家の現況は、仲介業者を通じて購入希望者に伝えられます。そのため、家を売却する際は「告知書」というヒアリングシートへの記入が求められます。

基本的には雨漏り、シロアリ被害など過去に問題があったかをチェックするシンプル書類です。

ネガティブな理由でも正直に伝えることで、不動産会社はその理由を踏まえて買い手を探してくれますし、買主にネガティブに感じられない伝え方も一緒に考えてくれるでしょう。

後々深刻な問題につながらないように不動産会社には正直に売却理由を伝えましょう。

買主と対面する内覧時の伝え方を考える

物件の内覧に立ち会う際は買い手と対面することになるので、買主から直接売却理由を問われる可能性があるので、前向きに伝わるような売却理由を正直に伝えるように事前の準備をしましょう。

たとえ、家の売却理由がネガティブでも、欠点ではなく対策や解決策とセットで伝えることで買主の購入意思が高まることもあります。

例えば、日当たりの悪い物件の場合などは、部屋の中を明るくする対策を伝えることで、実際の生活をイメージしやすくなります。

また、必要以上の事情を知ることによって、買主の購入意思が変わるリスクがあるため、内覧時にどこまで理由を伝えるか、どのように伝えるか担当者と打ち合わせしておくのも効果的です。

値引きとあわせて伝える

ネガティブな理由で家を売る場合、どうしてもマイナスの印象を与えてしまう可能性がありますが、その代わりに売却価格を相場よりも下げておくことで、買主の購入意欲を高めることもできます。

仮に瑕疵担保責任を問われて損害賠償を請求されることを考えれば、先に値引きして売った方が遥かに労力を削減できます。

まとめ

家を売却する理由にもいろいろとありますが、たとえネガティブな理由であっても、買主にきちんと伝えることが大切です。

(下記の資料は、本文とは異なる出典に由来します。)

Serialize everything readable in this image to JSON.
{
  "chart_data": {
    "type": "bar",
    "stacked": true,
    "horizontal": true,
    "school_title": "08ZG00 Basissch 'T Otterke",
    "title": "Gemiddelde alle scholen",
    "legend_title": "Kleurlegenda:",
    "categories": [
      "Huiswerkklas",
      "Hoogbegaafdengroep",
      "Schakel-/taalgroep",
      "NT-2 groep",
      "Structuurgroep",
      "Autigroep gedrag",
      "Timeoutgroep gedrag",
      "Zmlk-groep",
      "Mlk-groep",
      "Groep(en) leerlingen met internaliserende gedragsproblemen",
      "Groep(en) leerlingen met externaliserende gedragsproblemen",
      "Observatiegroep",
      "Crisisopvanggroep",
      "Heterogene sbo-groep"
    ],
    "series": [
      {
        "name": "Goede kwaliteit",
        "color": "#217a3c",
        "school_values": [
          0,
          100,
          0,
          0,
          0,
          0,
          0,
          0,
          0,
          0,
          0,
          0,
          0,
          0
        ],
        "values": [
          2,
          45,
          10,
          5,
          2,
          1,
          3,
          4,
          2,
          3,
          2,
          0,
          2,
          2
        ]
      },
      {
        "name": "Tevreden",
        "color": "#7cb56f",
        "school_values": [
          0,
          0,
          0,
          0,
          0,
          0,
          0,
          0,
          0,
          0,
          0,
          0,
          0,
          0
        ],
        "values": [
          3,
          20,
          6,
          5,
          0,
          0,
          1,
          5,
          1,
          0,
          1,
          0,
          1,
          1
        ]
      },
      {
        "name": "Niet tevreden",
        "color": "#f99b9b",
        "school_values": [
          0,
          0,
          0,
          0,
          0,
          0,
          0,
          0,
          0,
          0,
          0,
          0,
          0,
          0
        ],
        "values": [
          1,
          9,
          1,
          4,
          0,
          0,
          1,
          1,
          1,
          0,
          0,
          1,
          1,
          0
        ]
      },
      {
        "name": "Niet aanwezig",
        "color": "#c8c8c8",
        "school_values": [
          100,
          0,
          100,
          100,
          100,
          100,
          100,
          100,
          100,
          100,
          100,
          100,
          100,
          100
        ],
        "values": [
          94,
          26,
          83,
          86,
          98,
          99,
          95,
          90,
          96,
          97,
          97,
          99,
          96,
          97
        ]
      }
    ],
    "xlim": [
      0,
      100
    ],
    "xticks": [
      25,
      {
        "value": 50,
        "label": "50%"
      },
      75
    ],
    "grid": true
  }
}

欠陥を秘密にしてしまうことで売主は瑕疵担保責任が問われ、買主は家の購入を失敗したと感じ、双方にとってメリットはありません。

離婚が売却理由の家を、新婚夫婦が購入することは躊躇しがちですが、気にしない人もいます。売却理由の伝え方で悩んだら、不動産会社に相談するなどプロの力を借りることもおすすめします。